While the city has kept Walmart at bay—for now—banks and/or drugstores continue to consume two, three, and sometimes four or five consecutive storefronts in many parts of the city. The Upper West Side has been particularly hard hit because most of its side streets are residential. The neighborhood primarily relies on the north/south corridors of Broadway, Amsterdam, and Columbus for its shopping needs. After hearing citywide complaints about the problem, City Planning has begun to address the issue through the West Side Neighborhood Retail Streets Initiative.
It’s very, very rare for presenters to receive appreciative applause at a community board land use meeting, but that’s what happened last night when City Planning’s Laura Smith presented the plan to the CB7 Land Use Committee. Smith’s team began studying the problem in nine similarly vital neighborhoods back in 2008, before zeroing in on the West Side where the problem is most acute. “The goal is to preserve and restore multi-store frontages,” she told the crowd. “Banks deaden the streetscape.”
The new zoning divides the area into two retail districts: one district for Broadway and another for Amsterdam and Columbus, both areas roughly stretch from 72nd to 110th Street. There are 23 banks in the district. Smith said that because Broadway was built in another time period that celebrated the larger retail establishments it shouldn’t be held to the same small-scale standards as Amsterdam and Columbus.
For Amsterdam and Columbus the “enhanced commercial district” is known as EC2. There, the average storefront ranges from 10 to 17 feet wide. The proposal would require two storefronts per 50-foot lot with no store exceeding 40 feet and no depth less than 30’. What tenants and owners do beyond the 30-foot depth limit is up to them. Smith used an example of a Chase bank at 96th Street that uses a shallow 25-foot wide lobby at street level for bank machines, but the small space provides access to a much larger bank floor on the second floor. Banks would face the most stringent regulations with any new branches moving in to the area limited to 25 feet wide. Residential lobbies would be limited to 15 feet. Along Broadway the redistricting would be called EC3. The 25-foot wide bank limit would apply to Broadway as well, but the residential lobbies would be bumped up to 25 feet.
Existing business would be grandfathered in to the law and would be not be required to meet restrictions. Schools, houses of worship, and supermarkets would be exempt.

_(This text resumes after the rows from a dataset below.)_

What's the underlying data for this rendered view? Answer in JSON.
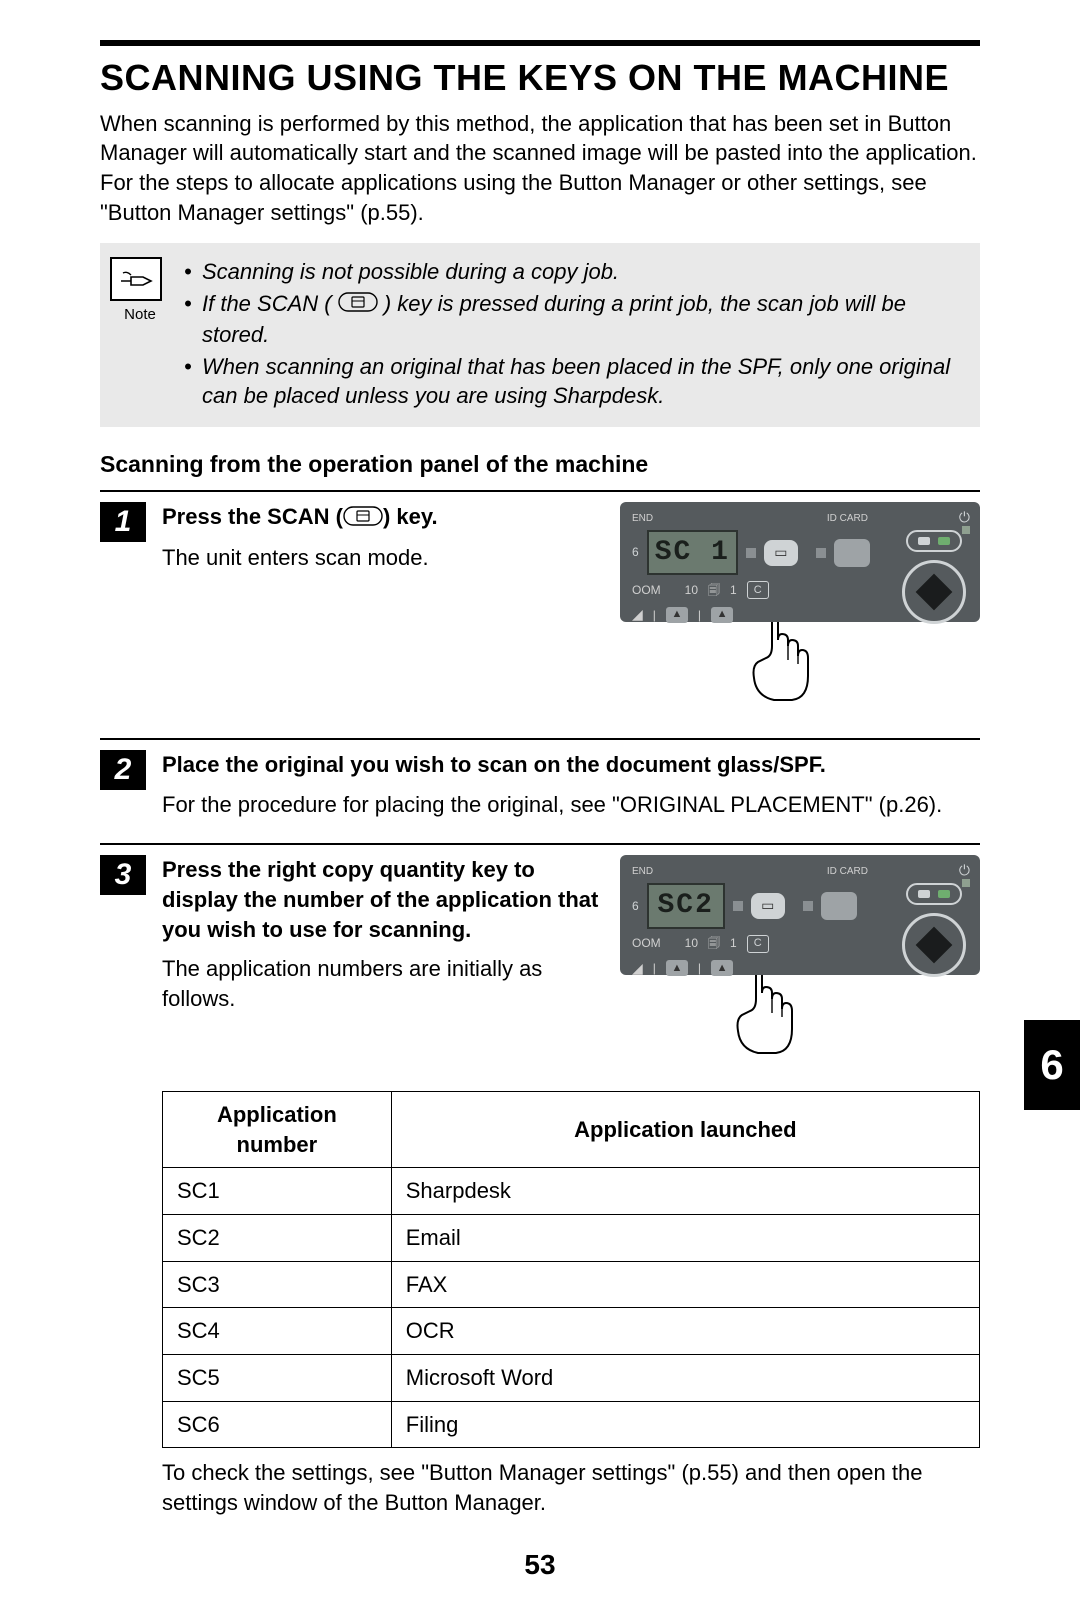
{
  "colors": {
    "panel_bg": "#555a5d",
    "lcd_bg": "#6b7a6f",
    "note_bg": "#e9e9e9",
    "black": "#000000",
    "white": "#ffffff"
  },
  "page": {
    "title": "SCANNING USING THE KEYS ON THE MACHINE",
    "intro": "When scanning is performed by this method, the application that has been set in Button Manager will automatically start and the scanned image will be pasted into the application. For the steps to allocate applications using the Button Manager or other settings, see \"Button Manager settings\" (p.55).",
    "chapter_tab": "6",
    "page_number": "53"
  },
  "note": {
    "label": "Note",
    "items": [
      "Scanning is not possible during a copy job.",
      "If the SCAN (        ) key is pressed during a print job, the scan job will be stored.",
      "When scanning an original that has been placed in the SPF, only one original can be placed unless you are using Sharpdesk."
    ]
  },
  "subheading": "Scanning from the operation panel of the machine",
  "steps": [
    {
      "num": "1",
      "title": "Press the SCAN (        ) key.",
      "body": "The unit enters scan mode.",
      "lcd": "SC 1",
      "show_panel": true,
      "hand_offset": "right"
    },
    {
      "num": "2",
      "title": "Place the original you wish to scan on the document glass/SPF.",
      "body": "For the procedure for placing the original, see \"ORIGINAL PLACEMENT\" (p.26).",
      "show_panel": false
    },
    {
      "num": "3",
      "title": "Press the right copy quantity key to display the number of the application that you wish to use for scanning.",
      "body": "The application numbers are initially as follows.",
      "lcd": "SC2",
      "show_panel": true,
      "hand_offset": "left"
    }
  ],
  "panel_labels": {
    "end": "END",
    "idcard": "ID CARD",
    "oom": "OOM",
    "ten": "10",
    "one": "1",
    "c": "C"
  },
  "app_table": {
    "headers": [
      "Application number",
      "Application launched"
    ],
    "rows": [
      [
        "SC1",
        "Sharpdesk"
      ],
      [
        "SC2",
        "Email"
      ],
      [
        "SC3",
        "FAX"
      ],
      [
        "SC4",
        "OCR"
      ],
      [
        "SC5",
        "Microsoft Word"
      ],
      [
        "SC6",
        "Filing"
      ]
    ],
    "col_widths": [
      "28%",
      "72%"
    ]
  },
  "after_table": "To check the settings, see \"Button Manager settings\" (p.55) and then open the settings window of the Button Manager."
}
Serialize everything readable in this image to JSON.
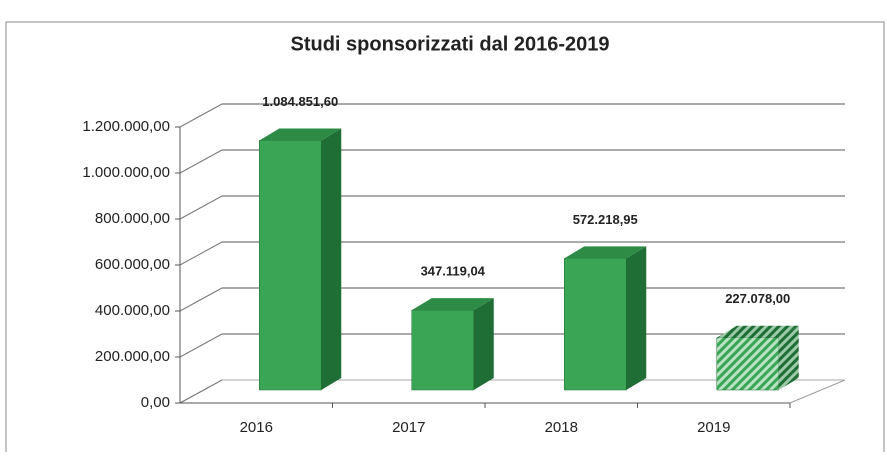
{
  "chart_data": {
    "type": "bar3d",
    "title": "Studi sponsorizzati dal 2016-2019",
    "categories": [
      "2016",
      "2017",
      "2018",
      "2019"
    ],
    "values": [
      1084851.6,
      347119.04,
      572218.95,
      227078
    ],
    "value_labels": [
      "1.084.851,60",
      "347.119,04",
      "572.218,95",
      "227.078,00"
    ],
    "color": "#3aa655",
    "hatched": [
      false,
      false,
      false,
      true
    ],
    "ylim": [
      0,
      1200000
    ],
    "yticks": [
      {
        "value": 0,
        "label": "0,00"
      },
      {
        "value": 200000,
        "label": "200.000,00"
      },
      {
        "value": 400000,
        "label": "400.000,00"
      },
      {
        "value": 600000,
        "label": "600.000,00"
      },
      {
        "value": 800000,
        "label": "800.000,00"
      },
      {
        "value": 1000000,
        "label": "1.000.000,00"
      },
      {
        "value": 1200000,
        "label": "1.200.000,00"
      }
    ],
    "grid": true
  }
}
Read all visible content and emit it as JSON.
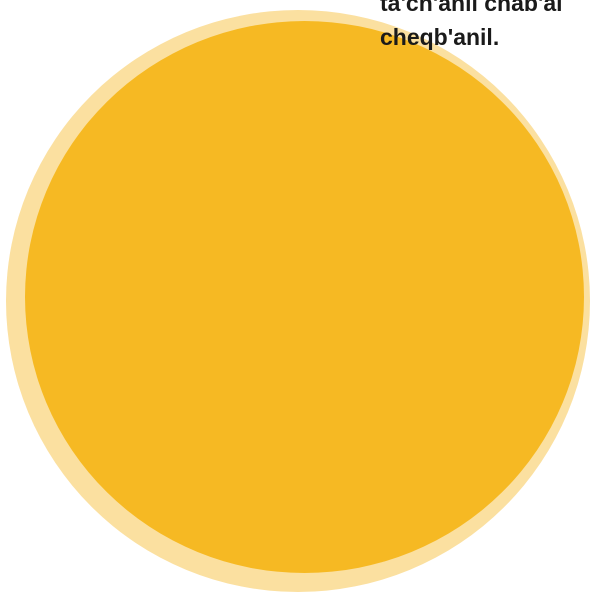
{
  "caption": {
    "line1": "ta'ch'anil chab'al",
    "line2": "cheqb'anil."
  },
  "colors": {
    "circle_fill": "#f6b923",
    "circle_ring": "#fbe0a0",
    "text": "#1a1a1a",
    "background": "#ffffff"
  }
}
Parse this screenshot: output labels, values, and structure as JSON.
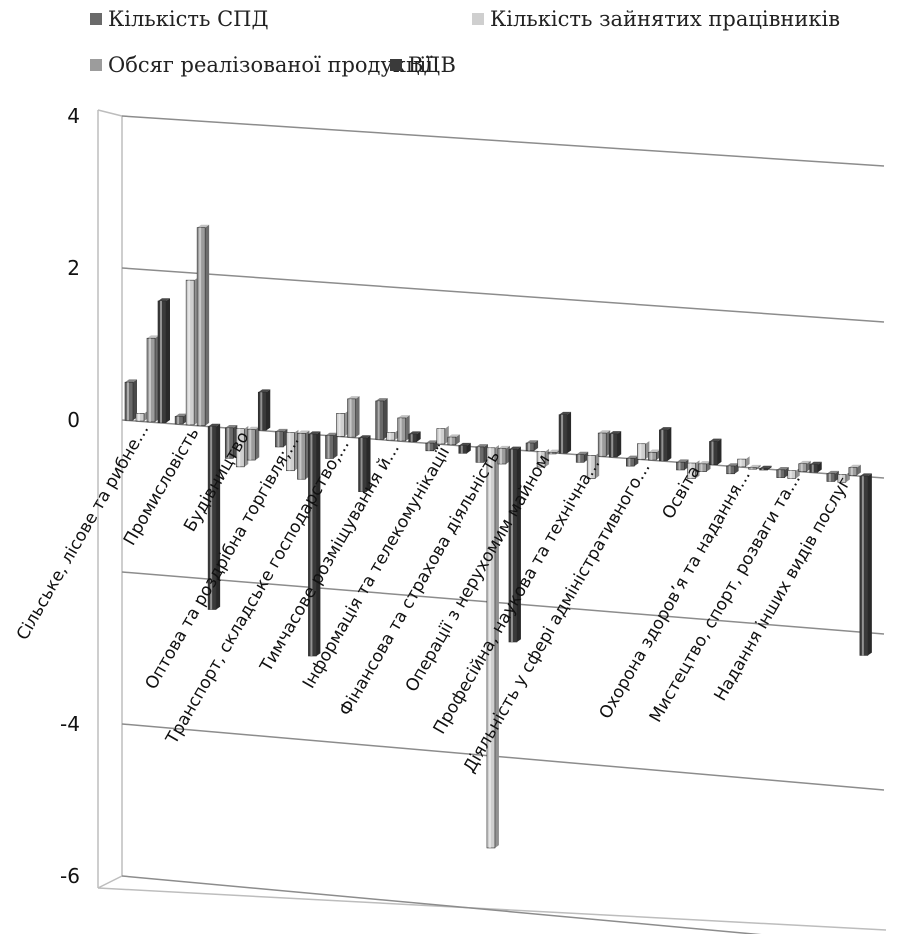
{
  "chart_data": {
    "type": "bar",
    "title": "",
    "xlabel": "",
    "ylabel": "",
    "ylim": [
      -6,
      4
    ],
    "y_ticks": [
      "4",
      "2",
      "0",
      "-4",
      "-6"
    ],
    "legend_position": "top",
    "grid": true,
    "categories": [
      "Сільське, лісове та рибне…",
      "Промисловість",
      "Будівництво",
      "Оптова та роздрібна торгівля;…",
      "Транспорт, складське господарство,…",
      "Тимчасове розміщування й…",
      "Інформація та телекомунікації",
      "Фінансова та страхова діяльність",
      "Операції з нерухомим майном",
      "Професійна, наукова та технічна…",
      "Діяльність у сфері адміністративного…",
      "Освіта",
      "Охорона здоров’я та надання…",
      "Мистецтво, спорт, розваги та…",
      "Надання інших видів послуг"
    ],
    "series": [
      {
        "name": "Кількість СПД",
        "color": "#6a6a6a",
        "values": [
          0.5,
          0.1,
          -0.4,
          -0.2,
          -0.3,
          0.5,
          -0.1,
          -0.2,
          0.1,
          -0.1,
          -0.1,
          -0.1,
          -0.1,
          -0.1,
          -0.1
        ]
      },
      {
        "name": "Кількість зайнятих працівників",
        "color": "#cfcfcf",
        "values": [
          0.1,
          1.9,
          -0.5,
          -0.5,
          0.3,
          0.1,
          0.2,
          -5.2,
          -0.2,
          -0.3,
          0.2,
          -0.2,
          0.1,
          -0.1,
          -0.1
        ]
      },
      {
        "name": "Обсяг реалізованої продукції",
        "color": "#9c9c9c",
        "values": [
          1.1,
          2.6,
          -0.4,
          -0.6,
          0.5,
          0.3,
          0.1,
          -0.2,
          0.0,
          0.3,
          0.1,
          -0.1,
          0.0,
          0.1,
          0.1
        ]
      },
      {
        "name": "ВДВ",
        "color": "#3a3a3a",
        "values": [
          1.6,
          -2.4,
          0.5,
          -2.9,
          -0.7,
          0.1,
          -0.1,
          -2.5,
          0.5,
          0.3,
          0.4,
          0.3,
          0.0,
          0.1,
          -2.3
        ]
      }
    ]
  }
}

For both districts a “50 percent transparency requirement” would require store frontage to be transparent from 2 feet to 12 feet. The detail grew from community complaints about advertising that enveloped entire window displays, essentially creating sidewalk level billboards. But the City Planning proposal doesn’t dictate what goes on behind the glass storefront. The community board leadership indicated that they would continue to push for window signage regulations.
Architect Page Cowley, chair of CB7 Land Use, told the crowd that she was generally pleased with the proposal but had a few concerns about the formulaic approach. “By trying to characterize spontaneity, you’re in danger of creating homogeny,” she said. She remained concerned with the window requirement, particularly along Amsterdam and Columbus where original window dimensions vary more than along Broadway.
The new district could become a template for other neighborhoods. Manhattan Borough President Scott Stringer told the crowd that the proposal has “city-wide applications.” Council Member Gale Brewer concurred, “This could be a model.”
But in a telephone interview Michael Slattery, senior VP of the Real Estate Board of New York, said that the new regulations would harm the very businesses City Planning is trying to preserve. He added that the proposal’s discretionary waver arrangement would add a layer of ULURP that smaller businesses wishing to expand would not be able to afford. “Landmarks is already problematic,” he said of the Historic District designations. “It’s creating another layer and it’s the smaller stores that’ll have the greatest difficulty.”